La Sicilia è tra le regioni italiane in cui si sta diffondendo più rapidamente la coltivazione di canapa. Su scala nazionale è stato registrato un aumento del 200% dei terreni coltivati negli ultimi 3 anni ed una molteplicità di usi che ne fanno una materia prima sempre più ‘attraente’. Il dato emerge da uno studio della Coldiretti in occasione dell’entrata in vigore dal 14 gennaio della legge 242 del 2016 “Disposizioni per la promozione della coltivazione e della filiera agroindustriale della canapa”, mirata proprio al rilancio ed al sostegno di questo settore.
In Italia è scoppiata la ‘canapamania‘, tanto che i suoli dedicati a questo tipo di coltivazione nello Stivale hanno raggiunto quasi i tremila ettari. “Oggi – afferma il presidente di Coldiretti Roberto Moncalvo – si ha finalmente un quadro legislativo che può valorizzare le caratteristiche distintive della canapa in Italia, dove si sta verificando una rapida diffusione della coltivazione dalla Puglia al Piemonte, dal Veneto alla Basilicata, ma anche in Lombardia, Friuli, Sicilia e Sardegna”.
Dai tessuti alla pasta, dalla birra ai cosmetici, dalla carta ai saponi, dai biscotti al pane ma anche detersivi, vernici o addirittura mattoni, gli usi della canapa industriale sono molteplici. La ricerca della naturalità nell’abbigliamento, nell’alimentazione e l’affermarsi di stili di vita più ecologici ha favorito, sottolinea Coldiretti, la diffusione della canapa che è particolarmente versatile negli impieghi, ma anche a basso impatto ambientale, contribuendo alla riduzione del consumo dei suoli e della desertificazione e alla perdita di biodiversità.
Dalla canapa si ottengono eco-mattoni da utilizzare nella bioedilizia che, oltre a garantire un’alta capacità isolante, assorbono anche CO2, ma c’è pure il pellet di canapa per il riscaldamento che assicura una combustione pulita.
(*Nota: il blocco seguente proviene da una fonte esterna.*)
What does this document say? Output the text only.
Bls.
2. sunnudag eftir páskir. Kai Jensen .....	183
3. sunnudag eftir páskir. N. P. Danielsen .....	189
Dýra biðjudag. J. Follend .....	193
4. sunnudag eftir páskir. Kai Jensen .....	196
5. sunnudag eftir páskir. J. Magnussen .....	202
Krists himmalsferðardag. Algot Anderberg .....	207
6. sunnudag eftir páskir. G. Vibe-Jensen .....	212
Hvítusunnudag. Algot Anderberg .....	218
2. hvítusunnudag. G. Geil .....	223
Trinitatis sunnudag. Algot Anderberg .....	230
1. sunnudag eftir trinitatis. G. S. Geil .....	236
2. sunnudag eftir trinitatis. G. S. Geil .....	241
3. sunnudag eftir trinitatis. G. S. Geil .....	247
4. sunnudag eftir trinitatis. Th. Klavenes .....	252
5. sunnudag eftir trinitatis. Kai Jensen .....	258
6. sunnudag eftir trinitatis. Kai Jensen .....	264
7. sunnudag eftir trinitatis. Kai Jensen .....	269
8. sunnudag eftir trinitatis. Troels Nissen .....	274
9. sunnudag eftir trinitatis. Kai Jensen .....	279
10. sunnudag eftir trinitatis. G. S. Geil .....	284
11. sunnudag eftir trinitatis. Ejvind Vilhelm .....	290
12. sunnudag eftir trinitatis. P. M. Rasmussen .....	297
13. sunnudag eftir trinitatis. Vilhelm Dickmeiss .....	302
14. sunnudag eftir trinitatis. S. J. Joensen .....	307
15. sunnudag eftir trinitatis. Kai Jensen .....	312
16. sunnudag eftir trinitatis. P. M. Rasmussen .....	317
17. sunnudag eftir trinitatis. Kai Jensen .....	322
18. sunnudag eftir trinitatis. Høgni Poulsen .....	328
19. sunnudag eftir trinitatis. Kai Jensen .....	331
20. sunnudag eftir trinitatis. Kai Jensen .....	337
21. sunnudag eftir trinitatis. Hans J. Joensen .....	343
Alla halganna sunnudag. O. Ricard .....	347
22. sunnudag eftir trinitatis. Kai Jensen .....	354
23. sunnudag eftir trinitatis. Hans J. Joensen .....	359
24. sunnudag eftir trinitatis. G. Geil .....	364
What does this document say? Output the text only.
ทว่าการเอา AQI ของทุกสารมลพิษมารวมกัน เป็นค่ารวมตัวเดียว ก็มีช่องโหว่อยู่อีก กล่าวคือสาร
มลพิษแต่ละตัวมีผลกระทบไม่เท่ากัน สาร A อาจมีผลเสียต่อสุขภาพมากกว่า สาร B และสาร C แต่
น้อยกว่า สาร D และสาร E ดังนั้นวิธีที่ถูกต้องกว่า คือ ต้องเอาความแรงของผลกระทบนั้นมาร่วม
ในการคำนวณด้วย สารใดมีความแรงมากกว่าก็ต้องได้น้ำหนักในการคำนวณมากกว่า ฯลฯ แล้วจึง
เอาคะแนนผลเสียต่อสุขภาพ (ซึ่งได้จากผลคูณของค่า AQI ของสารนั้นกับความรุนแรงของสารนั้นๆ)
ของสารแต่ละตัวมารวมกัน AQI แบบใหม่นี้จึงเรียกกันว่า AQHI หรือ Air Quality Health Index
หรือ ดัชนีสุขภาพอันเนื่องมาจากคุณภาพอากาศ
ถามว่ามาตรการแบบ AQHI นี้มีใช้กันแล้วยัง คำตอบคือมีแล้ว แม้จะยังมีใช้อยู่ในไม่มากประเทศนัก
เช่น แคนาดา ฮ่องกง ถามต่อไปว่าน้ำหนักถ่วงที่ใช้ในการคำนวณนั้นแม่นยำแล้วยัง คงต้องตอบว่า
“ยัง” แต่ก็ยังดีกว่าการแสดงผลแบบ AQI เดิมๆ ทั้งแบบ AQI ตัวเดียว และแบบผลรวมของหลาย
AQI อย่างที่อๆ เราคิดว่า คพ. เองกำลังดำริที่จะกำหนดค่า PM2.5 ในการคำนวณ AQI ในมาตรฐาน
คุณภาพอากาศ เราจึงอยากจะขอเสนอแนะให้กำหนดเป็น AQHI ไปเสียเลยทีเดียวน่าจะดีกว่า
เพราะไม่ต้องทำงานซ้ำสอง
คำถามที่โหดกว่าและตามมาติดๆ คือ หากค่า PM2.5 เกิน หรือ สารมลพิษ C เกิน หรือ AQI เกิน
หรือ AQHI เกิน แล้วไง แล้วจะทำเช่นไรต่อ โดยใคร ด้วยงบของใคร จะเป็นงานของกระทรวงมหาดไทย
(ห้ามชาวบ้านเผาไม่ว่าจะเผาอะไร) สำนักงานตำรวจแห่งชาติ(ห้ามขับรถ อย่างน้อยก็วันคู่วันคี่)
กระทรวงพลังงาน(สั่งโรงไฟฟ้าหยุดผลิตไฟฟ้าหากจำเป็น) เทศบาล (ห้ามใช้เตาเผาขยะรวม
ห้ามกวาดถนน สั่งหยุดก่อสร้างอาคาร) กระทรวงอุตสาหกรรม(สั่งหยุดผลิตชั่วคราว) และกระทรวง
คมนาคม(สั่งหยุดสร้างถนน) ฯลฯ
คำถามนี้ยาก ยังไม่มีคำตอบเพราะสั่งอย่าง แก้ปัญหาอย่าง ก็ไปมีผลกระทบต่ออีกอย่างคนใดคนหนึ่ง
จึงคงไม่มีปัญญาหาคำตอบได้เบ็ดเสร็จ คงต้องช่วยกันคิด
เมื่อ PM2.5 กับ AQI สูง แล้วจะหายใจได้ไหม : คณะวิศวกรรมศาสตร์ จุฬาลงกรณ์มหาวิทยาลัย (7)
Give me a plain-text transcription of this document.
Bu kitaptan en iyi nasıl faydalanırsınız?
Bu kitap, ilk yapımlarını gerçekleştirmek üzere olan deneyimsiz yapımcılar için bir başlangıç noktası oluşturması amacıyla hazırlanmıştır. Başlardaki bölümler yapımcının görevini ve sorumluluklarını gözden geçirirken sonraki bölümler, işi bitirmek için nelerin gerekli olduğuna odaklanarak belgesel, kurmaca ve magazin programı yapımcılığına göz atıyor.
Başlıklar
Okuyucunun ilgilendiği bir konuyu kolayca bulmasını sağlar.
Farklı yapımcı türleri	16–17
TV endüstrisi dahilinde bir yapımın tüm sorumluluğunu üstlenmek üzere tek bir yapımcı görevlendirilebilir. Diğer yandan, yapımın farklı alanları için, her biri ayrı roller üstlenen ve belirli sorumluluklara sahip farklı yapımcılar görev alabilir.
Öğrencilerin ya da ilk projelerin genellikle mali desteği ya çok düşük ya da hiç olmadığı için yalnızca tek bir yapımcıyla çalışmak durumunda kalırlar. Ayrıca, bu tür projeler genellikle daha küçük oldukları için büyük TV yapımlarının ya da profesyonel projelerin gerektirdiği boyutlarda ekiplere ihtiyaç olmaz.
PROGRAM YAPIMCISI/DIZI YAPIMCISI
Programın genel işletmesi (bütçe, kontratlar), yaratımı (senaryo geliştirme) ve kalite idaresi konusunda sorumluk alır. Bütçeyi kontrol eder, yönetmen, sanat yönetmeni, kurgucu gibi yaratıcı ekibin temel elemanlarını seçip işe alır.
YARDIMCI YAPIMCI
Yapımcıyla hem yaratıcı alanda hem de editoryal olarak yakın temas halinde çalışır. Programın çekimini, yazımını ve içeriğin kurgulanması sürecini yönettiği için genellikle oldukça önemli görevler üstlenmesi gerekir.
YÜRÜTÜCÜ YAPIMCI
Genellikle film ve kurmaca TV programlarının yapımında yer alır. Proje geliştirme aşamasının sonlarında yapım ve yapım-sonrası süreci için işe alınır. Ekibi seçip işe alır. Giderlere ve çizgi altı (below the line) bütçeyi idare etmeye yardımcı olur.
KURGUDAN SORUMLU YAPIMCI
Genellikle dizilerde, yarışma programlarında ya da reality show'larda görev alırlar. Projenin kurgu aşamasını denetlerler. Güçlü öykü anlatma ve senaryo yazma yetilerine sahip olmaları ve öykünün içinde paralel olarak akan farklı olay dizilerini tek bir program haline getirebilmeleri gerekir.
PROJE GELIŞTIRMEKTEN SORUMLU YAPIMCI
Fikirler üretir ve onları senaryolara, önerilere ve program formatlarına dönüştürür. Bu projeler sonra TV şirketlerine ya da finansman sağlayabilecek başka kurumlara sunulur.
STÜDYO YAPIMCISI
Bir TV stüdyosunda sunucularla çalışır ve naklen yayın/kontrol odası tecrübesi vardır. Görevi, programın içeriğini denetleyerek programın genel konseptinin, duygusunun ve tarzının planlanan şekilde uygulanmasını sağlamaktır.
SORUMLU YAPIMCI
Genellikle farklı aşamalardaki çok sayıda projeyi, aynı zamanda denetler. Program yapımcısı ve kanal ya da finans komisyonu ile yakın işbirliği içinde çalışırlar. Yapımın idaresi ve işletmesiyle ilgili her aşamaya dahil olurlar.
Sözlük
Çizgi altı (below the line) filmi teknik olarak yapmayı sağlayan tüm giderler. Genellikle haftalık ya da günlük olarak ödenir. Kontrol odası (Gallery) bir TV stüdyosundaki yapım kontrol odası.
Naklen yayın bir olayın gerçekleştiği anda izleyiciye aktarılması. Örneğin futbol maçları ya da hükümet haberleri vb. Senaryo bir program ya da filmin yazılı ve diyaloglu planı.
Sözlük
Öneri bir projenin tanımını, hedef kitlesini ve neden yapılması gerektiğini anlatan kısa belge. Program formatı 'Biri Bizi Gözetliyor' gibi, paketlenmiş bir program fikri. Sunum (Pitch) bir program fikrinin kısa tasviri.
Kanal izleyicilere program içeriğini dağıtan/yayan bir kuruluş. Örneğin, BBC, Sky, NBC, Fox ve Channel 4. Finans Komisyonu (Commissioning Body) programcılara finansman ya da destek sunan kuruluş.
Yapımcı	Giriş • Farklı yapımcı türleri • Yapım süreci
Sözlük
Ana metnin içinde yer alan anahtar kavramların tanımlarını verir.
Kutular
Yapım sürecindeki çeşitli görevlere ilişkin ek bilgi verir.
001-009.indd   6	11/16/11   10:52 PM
Numerosi poi gli impieghi in campo alimentare, dai biscotti fino al pane, dalla farina all’olio, le cui proprietà benefiche sono state riconosciute dall’Organizzazione mondiale della sanità. Il seme di canapa e gli alimenti derivati contengono, infatti, proteine che comprendono tutti gli aminoacidi essenziali. Dalla canapa si ricavano, inoltre, tessuti ottimi per abbigliamento e arredamento, grazie alla grande resistenza di questo tipo di fibra.
“Il boom della coltivazione della canapa è un’ottima dimostrazione della capacità delle imprese agricole di scoprire e sperimentare nuove frontiere e soddisfare i crescenti bisogni dei nuovi consumatori”, spiega Moncalvo nel sottolineare che “proprio da queste esperienze di green economy si aprono opportunità di lavoro nelle campagne che possono contribuire alla crescita sostenibile e alla ripresa economica ed occupazionale del paese”.
Per l’Italia si tratta in realtà, rileva Coldiretti, di uno storico ritorno per una coltivazione che fino agli anni ’40 era più che familiare tanto che il Belpaese, con quasi 100mila ettari, era il secondo maggior produttore di canapa al mondo (dietro soltanto all’Unione Sovietica). Il declino è arrivato per la progressiva industrializzazione che ha imposto sul mercato le fibre sintetiche, ma anche per la campagna internazionale contro gli stupefacenti che ha gettato un’ombra su questa pianta. Il governo italiano nel 1961 sottoscriveva una convenzione internazionale chiamata “Convenzione Unica sulle Sostanze Stupefacenti” secondo cui la canapa sarebbe dovuta sparire dal mondo entro 25 anni, mentre nel 1975 entra in vigore la ‘legge Cossiga’ contro gli stupefacenti, e negli anni successivi gli ultimi ettari coltivati a canapa scompaiono.